Among the corporate defined benefit standouts were American Airlines, Allied-Signal Inc. and Chrysler Corp.
Defined contribution stars included some of the funds mentioned above as well as Caterpillar Inc.
A 40% total return on American's long duration bond fund, which represents half of the defined benefit fund's $3.6 billion in assets, boosted the fund, said Dennis O'Hara, vice president-trust investments of AMR Investment Services, Fort Worth, Texas. AMR oversees American Airlines' employee benefit assets.
American's defined benefit assets jumped 28% to $3.6 billion.
"Government zero-coupon bonds benefited from the dramatic interest rate drop," Mr. O'Hara said.
Other factors were the fund's solid results on domestic stocks and other bonds, which averaged 16% for the year ended Dec. 31.
AMR's stock strategy of choice also had a good year. "The value style did very well," he added.
Allied Signal's $1 billion increase in defined benefit assets to $6 billion was the result of "returns and rounding," according to Ed Tokar, vice president-investments. He added there were no unusual corporate transactions.
But there was an unusual transaction at Chrysler, where the Chrysler Master Retirement Trust defined benefit assets grew 70% to $8.798 billion, through a combination of "substantial contributions and excellent performance," said Russ Flynn, manager-pension fund investments.

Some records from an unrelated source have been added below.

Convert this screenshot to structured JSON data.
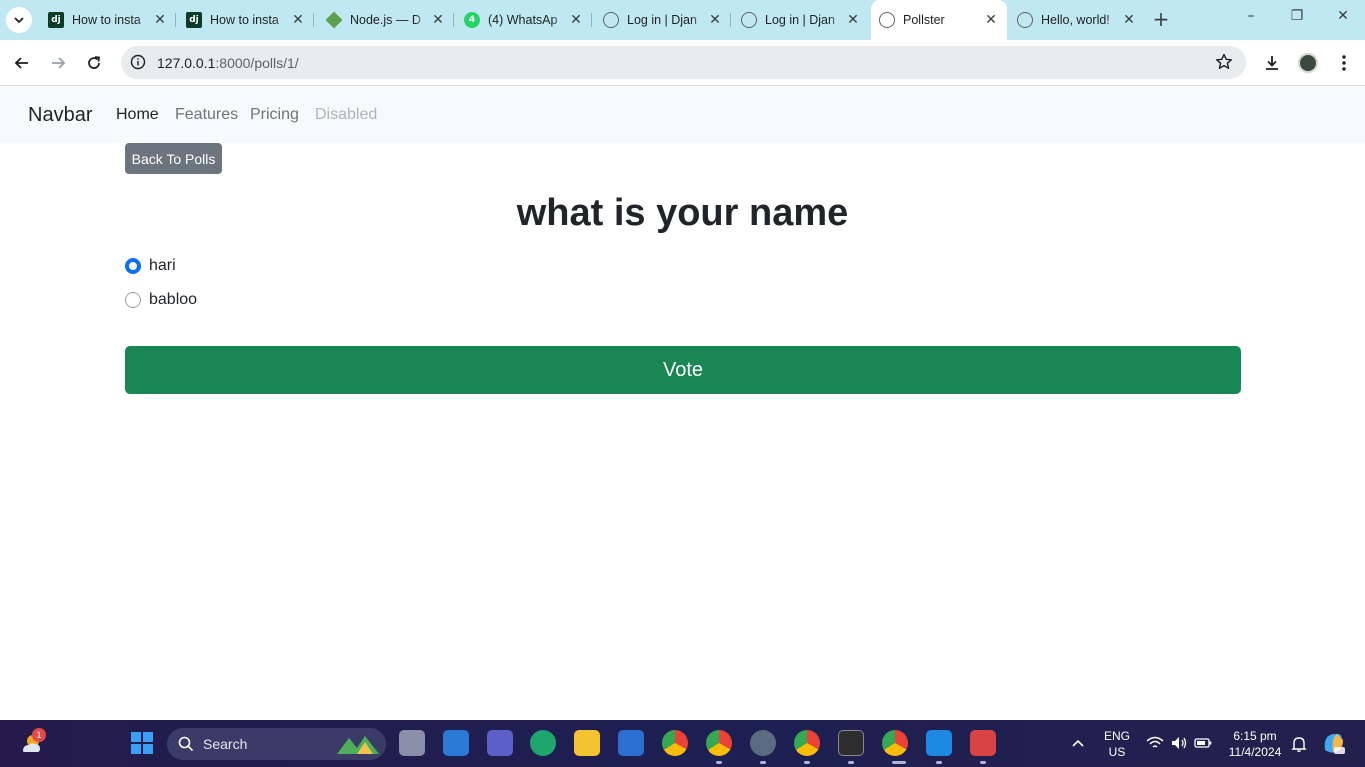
{
  "browser": {
    "tabs": [
      {
        "title": "How to insta",
        "favicon": "dj"
      },
      {
        "title": "How to insta",
        "favicon": "dj"
      },
      {
        "title": "Node.js — D",
        "favicon": "node"
      },
      {
        "title": "(4) WhatsAp",
        "favicon": "whatsapp"
      },
      {
        "title": "Log in | Djan",
        "favicon": "globe"
      },
      {
        "title": "Log in | Djan",
        "favicon": "globe"
      },
      {
        "title": "Pollster",
        "favicon": "globe",
        "active": true
      },
      {
        "title": "Hello, world!",
        "favicon": "globe"
      }
    ],
    "address": "127.0.0.1:8000/polls/1/",
    "address_host": "127.0.0.1",
    "address_rest": ":8000/polls/1/"
  },
  "navbar": {
    "brand": "Navbar",
    "links": [
      {
        "label": "Home",
        "state": "active"
      },
      {
        "label": "Features",
        "state": "normal"
      },
      {
        "label": "Pricing",
        "state": "normal"
      },
      {
        "label": "Disabled",
        "state": "disabled"
      }
    ]
  },
  "poll": {
    "back_label": "Back To Polls",
    "question": "what is your name",
    "choices": [
      {
        "label": "hari",
        "checked": true
      },
      {
        "label": "babloo",
        "checked": false
      }
    ],
    "vote_label": "Vote"
  },
  "taskbar": {
    "weather_badge": "1",
    "search_label": "Search",
    "lang_top": "ENG",
    "lang_bottom": "US",
    "time": "6:15 pm",
    "date": "11/4/2024"
  },
  "colors": {
    "vote": "#198754",
    "back": "#6c757d",
    "radio_checked": "#0d6efd",
    "tabstrip": "#bfe8f3"
  }
}
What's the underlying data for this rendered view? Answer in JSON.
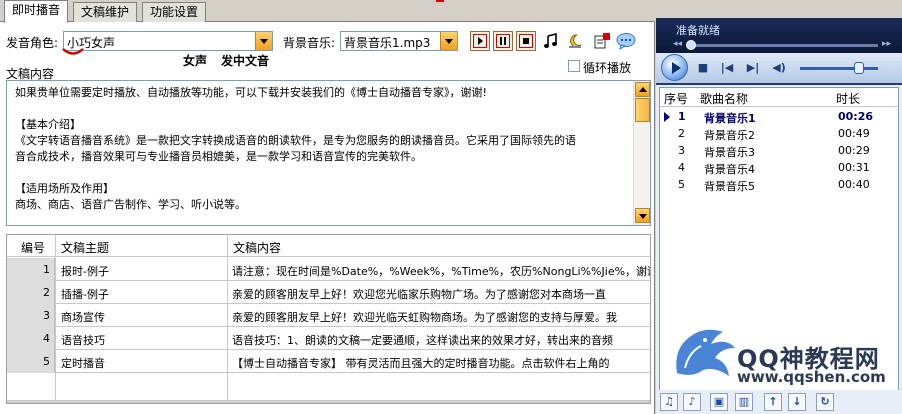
{
  "tabs": [
    {
      "label": "即时播音"
    },
    {
      "label": "文稿维护"
    },
    {
      "label": "功能设置"
    }
  ],
  "voice": {
    "label": "发音角色:",
    "value": "小巧女声",
    "gender": "女声",
    "desc": "发中文音"
  },
  "music": {
    "label": "背景音乐:",
    "value": "背景音乐1.mp3"
  },
  "content_label": "文稿内容",
  "loop_label": "循环播放",
  "text_lines": [
    "如果贵单位需要定时播放、自动播放等功能，可以下载并安装我们的《博士自动播音专家》，谢谢!",
    "",
    "【基本介绍】",
    "《文字转语音播音系统》是一款把文字转换成语音的朗读软件，是专为您服务的朗读播音员。它采用了国际领先的语",
    "音合成技术，播音效果可与专业播音员相媲美，是一款学习和语音宣传的完美软件。",
    "",
    "【适用场所及作用】",
    "商场、商店、语音广告制作、学习、听小说等。"
  ],
  "table": {
    "headers": [
      "编号",
      "文稿主题",
      "文稿内容"
    ],
    "rows": [
      {
        "id": "1",
        "title": "报时-例子",
        "content": "请注意：现在时间是%Date%，%Week%，%Time%，农历%NongLi%%Jie%，谢谢您的"
      },
      {
        "id": "2",
        "title": "插播-例子",
        "content": "亲爱的顾客朋友早上好！欢迎您光临家乐购物广场。为了感谢您对本商场一直"
      },
      {
        "id": "3",
        "title": "商场宣传",
        "content": "亲爱的顾客朋友早上好！欢迎光临天虹购物商场。为了感谢您的支持与厚爱。我"
      },
      {
        "id": "4",
        "title": "语音技巧",
        "content": "语音技巧：1、朗读的文稿一定要通顺，这样读出来的效果才好，转出来的音频"
      },
      {
        "id": "5",
        "title": "定时播音",
        "content": "【博士自动播音专家】 带有灵活而且强大的定时播音功能。点击软件右上角的"
      }
    ]
  },
  "player": {
    "status": "准备就绪"
  },
  "playlist": {
    "headers": [
      "序号",
      "歌曲名称",
      "时长"
    ],
    "items": [
      {
        "num": "1",
        "name": "背景音乐1",
        "dur": "00:26",
        "current": true
      },
      {
        "num": "2",
        "name": "背景音乐2",
        "dur": "00:49"
      },
      {
        "num": "3",
        "name": "背景音乐3",
        "dur": "00:29"
      },
      {
        "num": "4",
        "name": "背景音乐4",
        "dur": "00:31"
      },
      {
        "num": "5",
        "name": "背景音乐5",
        "dur": "00:40"
      }
    ]
  },
  "watermark": {
    "title": "QQ神教程网",
    "url": "www.qqshen.com"
  },
  "colors": {
    "accent": "#f0a020",
    "player_bg": "#0a1535",
    "link_blue": "#00006a"
  }
}
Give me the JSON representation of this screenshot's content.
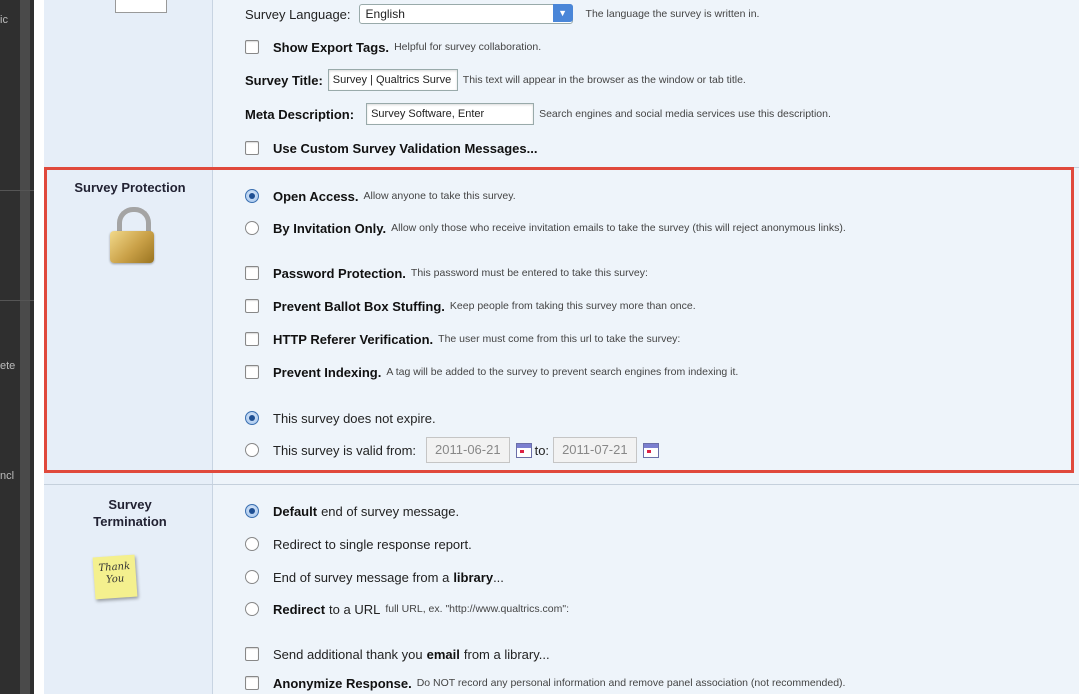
{
  "left_strip": {
    "cut_labels": [
      "ic",
      "ete",
      "ncl"
    ]
  },
  "general": {
    "survey_language_label": "Survey Language:",
    "survey_language_value": "English",
    "survey_language_help": "The language the survey is written in.",
    "show_export_tags_label": "Show Export Tags.",
    "show_export_tags_help": "Helpful for survey collaboration.",
    "survey_title_label": "Survey Title:",
    "survey_title_value": "Survey | Qualtrics Surve",
    "survey_title_help": "This text will appear in the browser as the window or tab title.",
    "meta_description_label": "Meta Description:",
    "meta_description_value": "Survey Software, Enter",
    "meta_description_help": "Search engines and social media services use this description.",
    "custom_validation_label": "Use Custom Survey Validation Messages..."
  },
  "protection": {
    "section_label": "Survey Protection",
    "open_access_label": "Open Access.",
    "open_access_help": "Allow anyone to take this survey.",
    "by_invitation_label": "By Invitation Only.",
    "by_invitation_help": "Allow only those who receive invitation emails to take the survey (this will reject anonymous links).",
    "password_label": "Password Protection.",
    "password_help": "This password must be entered to take this survey:",
    "ballot_label": "Prevent Ballot Box Stuffing.",
    "ballot_help": "Keep people from taking this survey more than once.",
    "referer_label": "HTTP Referer Verification.",
    "referer_help": "The user must come from this url to take the survey:",
    "indexing_label": "Prevent Indexing.",
    "indexing_help": "A tag will be added to the survey to prevent search engines from indexing it.",
    "not_expire_label": "This survey does not expire.",
    "valid_from_label": "This survey is valid from:",
    "valid_from_date": "2011-06-21",
    "to_label": "to:",
    "valid_to_date": "2011-07-21"
  },
  "termination": {
    "section_label_line1": "Survey",
    "section_label_line2": "Termination",
    "note_text_line1": "Thank",
    "note_text_line2": "You",
    "default_bold": "Default",
    "default_rest": "end of survey message.",
    "redirect_report_label": "Redirect to single response report.",
    "library_message_prefix": "End of survey message from a",
    "library_message_bold": "library",
    "library_message_suffix": "...",
    "redirect_url_bold": "Redirect",
    "redirect_url_rest": "to a URL",
    "redirect_url_help": "full URL, ex. \"http://www.qualtrics.com\":",
    "thankyou_prefix": "Send additional thank you",
    "thankyou_bold": "email",
    "thankyou_suffix": "from a library...",
    "anonymize_label": "Anonymize Response.",
    "anonymize_help": "Do NOT record any personal information and remove panel association (not recommended)."
  },
  "colors": {
    "highlight_border": "#e0493c",
    "radio_selected": "#1e4f93",
    "panel_bg": "#eef4fa"
  },
  "icons": [
    "padlock-icon",
    "thank-you-note-icon",
    "calendar-icon",
    "dropdown-arrow-icon"
  ]
}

Figures on performance and contributions to the underfunded plan will be released when 1993 earnings are reported, he said. The fund contributed $807 million to the pension fund in 1992. In 1993, Chrysler contributed half the proceeds of a $1.45 billion stock offering and made a regular pension fund contribution one analyst estimated at up to $800 million in an effort to wipe out half of the fund's $3.9 billion unfunded liability by 1995 (Pensions & Investments, Jan. 25, 1993).
On the defined contribution side, American's 401(k) plan got a lift from increased contributions and good returns, Mr. O'Hara said. The 401(k) plan grew to more than $1 billion, he said.
The plan's new international equity option had a good year, attracting considerable new money.
American has about $2 billion in a money purchase plan. Participants won when the plan increased its allocation to international just before September 1992, a period when the asset class did very well, Mr. O'Hara said.
Caterpillar's defined contribution assets doubled to $1 billion, largely due to strong returns of the company's stock, which represents more than half the assets.
Michael Pond, investment officer at Caterpillar Investment Management Ltd., the in-house manager for the pension fund, said the company's stock appreciated 63% in 1993.